Your degree is in theater management, and you’ve worked for such companies as the Dallas Children’s Theatre. With this disorder, are you still able to do any of that kind of work?
I still work from home a little bit. I still do some freelance writing, commercial types of writing, press releases. That kind of thing. But for most of the day, I’m stretched out. I save my energy for when my boys get home.

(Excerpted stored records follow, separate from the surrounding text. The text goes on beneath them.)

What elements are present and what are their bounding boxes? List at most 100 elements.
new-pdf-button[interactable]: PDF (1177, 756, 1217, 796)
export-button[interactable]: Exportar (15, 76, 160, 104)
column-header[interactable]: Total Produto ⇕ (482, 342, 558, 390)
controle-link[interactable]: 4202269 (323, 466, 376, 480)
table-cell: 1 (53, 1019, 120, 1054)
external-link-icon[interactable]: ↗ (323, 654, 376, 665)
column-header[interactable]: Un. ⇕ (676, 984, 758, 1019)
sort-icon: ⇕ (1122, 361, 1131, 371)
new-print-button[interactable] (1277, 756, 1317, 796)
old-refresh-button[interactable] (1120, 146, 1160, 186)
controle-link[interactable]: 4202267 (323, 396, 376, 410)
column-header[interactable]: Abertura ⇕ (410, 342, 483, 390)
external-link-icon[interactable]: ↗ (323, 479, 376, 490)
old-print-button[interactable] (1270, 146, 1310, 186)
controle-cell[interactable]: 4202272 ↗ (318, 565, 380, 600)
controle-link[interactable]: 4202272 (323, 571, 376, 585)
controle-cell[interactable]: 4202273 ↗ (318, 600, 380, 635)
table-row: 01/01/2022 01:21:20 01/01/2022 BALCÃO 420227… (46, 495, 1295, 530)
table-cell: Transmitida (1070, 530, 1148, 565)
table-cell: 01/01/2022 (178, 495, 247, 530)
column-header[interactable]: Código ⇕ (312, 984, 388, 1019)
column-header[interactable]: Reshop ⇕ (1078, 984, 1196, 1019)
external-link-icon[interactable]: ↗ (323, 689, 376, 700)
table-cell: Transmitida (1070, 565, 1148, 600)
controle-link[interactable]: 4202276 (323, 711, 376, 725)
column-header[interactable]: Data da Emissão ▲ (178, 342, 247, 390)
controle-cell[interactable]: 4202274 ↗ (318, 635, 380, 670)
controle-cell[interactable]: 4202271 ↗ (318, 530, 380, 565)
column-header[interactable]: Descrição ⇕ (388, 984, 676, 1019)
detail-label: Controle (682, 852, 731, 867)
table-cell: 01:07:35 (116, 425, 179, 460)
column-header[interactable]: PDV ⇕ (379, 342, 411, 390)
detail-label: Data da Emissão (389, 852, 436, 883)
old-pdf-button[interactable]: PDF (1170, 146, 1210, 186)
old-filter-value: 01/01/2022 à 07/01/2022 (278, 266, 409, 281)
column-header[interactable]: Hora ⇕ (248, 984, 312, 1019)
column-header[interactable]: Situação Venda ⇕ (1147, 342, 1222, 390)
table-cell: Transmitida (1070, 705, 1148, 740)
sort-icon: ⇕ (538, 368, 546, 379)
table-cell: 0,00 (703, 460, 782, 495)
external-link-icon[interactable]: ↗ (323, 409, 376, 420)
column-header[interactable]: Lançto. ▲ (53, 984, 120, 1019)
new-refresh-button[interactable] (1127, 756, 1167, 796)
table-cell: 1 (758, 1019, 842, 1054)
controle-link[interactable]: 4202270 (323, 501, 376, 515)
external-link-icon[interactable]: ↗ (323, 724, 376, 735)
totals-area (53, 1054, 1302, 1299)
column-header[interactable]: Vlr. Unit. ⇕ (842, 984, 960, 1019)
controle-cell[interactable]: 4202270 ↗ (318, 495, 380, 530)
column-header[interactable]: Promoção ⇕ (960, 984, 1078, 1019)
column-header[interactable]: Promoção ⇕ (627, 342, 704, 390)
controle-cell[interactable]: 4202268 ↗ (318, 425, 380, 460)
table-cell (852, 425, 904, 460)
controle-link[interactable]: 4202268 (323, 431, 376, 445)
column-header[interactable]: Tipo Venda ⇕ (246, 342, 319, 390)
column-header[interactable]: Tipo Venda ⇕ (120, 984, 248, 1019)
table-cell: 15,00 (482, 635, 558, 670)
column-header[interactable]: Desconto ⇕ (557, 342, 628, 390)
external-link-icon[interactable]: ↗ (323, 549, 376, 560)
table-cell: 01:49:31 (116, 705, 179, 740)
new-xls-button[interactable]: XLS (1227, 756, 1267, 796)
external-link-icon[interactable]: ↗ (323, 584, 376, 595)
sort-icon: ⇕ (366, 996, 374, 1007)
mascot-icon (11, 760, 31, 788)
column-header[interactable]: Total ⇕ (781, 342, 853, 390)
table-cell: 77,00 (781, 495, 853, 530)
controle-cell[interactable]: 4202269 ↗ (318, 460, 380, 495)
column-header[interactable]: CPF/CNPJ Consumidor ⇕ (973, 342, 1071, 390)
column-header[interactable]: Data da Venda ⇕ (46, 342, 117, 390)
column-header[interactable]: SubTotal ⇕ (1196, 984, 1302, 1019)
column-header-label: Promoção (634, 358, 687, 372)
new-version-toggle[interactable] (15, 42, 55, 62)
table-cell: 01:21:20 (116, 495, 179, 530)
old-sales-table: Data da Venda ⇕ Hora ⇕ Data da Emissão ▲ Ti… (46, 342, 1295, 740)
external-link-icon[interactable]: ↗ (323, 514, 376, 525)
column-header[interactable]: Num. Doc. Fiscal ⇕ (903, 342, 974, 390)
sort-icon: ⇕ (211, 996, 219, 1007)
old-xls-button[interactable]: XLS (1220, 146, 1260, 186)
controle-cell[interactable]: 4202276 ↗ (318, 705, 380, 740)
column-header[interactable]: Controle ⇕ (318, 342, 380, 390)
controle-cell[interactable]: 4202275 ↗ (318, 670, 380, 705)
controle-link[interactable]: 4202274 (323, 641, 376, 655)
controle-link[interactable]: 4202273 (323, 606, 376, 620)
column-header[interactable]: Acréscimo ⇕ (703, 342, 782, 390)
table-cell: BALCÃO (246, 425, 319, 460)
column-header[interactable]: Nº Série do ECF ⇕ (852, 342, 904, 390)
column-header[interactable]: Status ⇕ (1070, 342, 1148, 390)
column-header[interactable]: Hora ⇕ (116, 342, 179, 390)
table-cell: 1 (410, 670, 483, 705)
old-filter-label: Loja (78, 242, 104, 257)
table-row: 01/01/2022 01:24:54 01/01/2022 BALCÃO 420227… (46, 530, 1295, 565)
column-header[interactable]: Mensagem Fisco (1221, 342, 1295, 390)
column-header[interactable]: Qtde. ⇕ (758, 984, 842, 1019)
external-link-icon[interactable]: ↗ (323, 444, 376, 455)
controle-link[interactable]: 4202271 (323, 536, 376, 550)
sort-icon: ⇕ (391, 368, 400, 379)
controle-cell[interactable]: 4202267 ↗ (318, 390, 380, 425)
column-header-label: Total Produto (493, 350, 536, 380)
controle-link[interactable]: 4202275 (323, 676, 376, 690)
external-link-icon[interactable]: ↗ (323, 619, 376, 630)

You’ve written ‘Stiff.’ You premiered it at the Festival of Independent Theaters earlier this year, it earned raves from the DFW Theater Critics Forum, and now you’re performing it in Fort Worth. So what do you hope to do with it?
Now I’m kind of like, where do I put that energy? So, I’m putting that energy into where else can I perform it. I’m trying to take it around. I purposefully wrote it to be easy to travel with.
What I would love to do, though, is get this in front of doctors, get this in front of not just neurologists but doctors and specialists who see people for five minutes every few weeks, and try to give them as much of an idea as I can about what they need to talk about [in those sessions].
With a disease like this that’s progressive, we’re not battling it, we’re not trying to fight it because it’s not going anywhere. So much of that time is spent on just how do we adjust your medication to get you through the day? It’s about survival. It’s about quality of life, even though it’s not a terminal illness.
It’s like, I want to get it in front of doctors who see you for those five minutes to kind of show them what the rest of your life is like.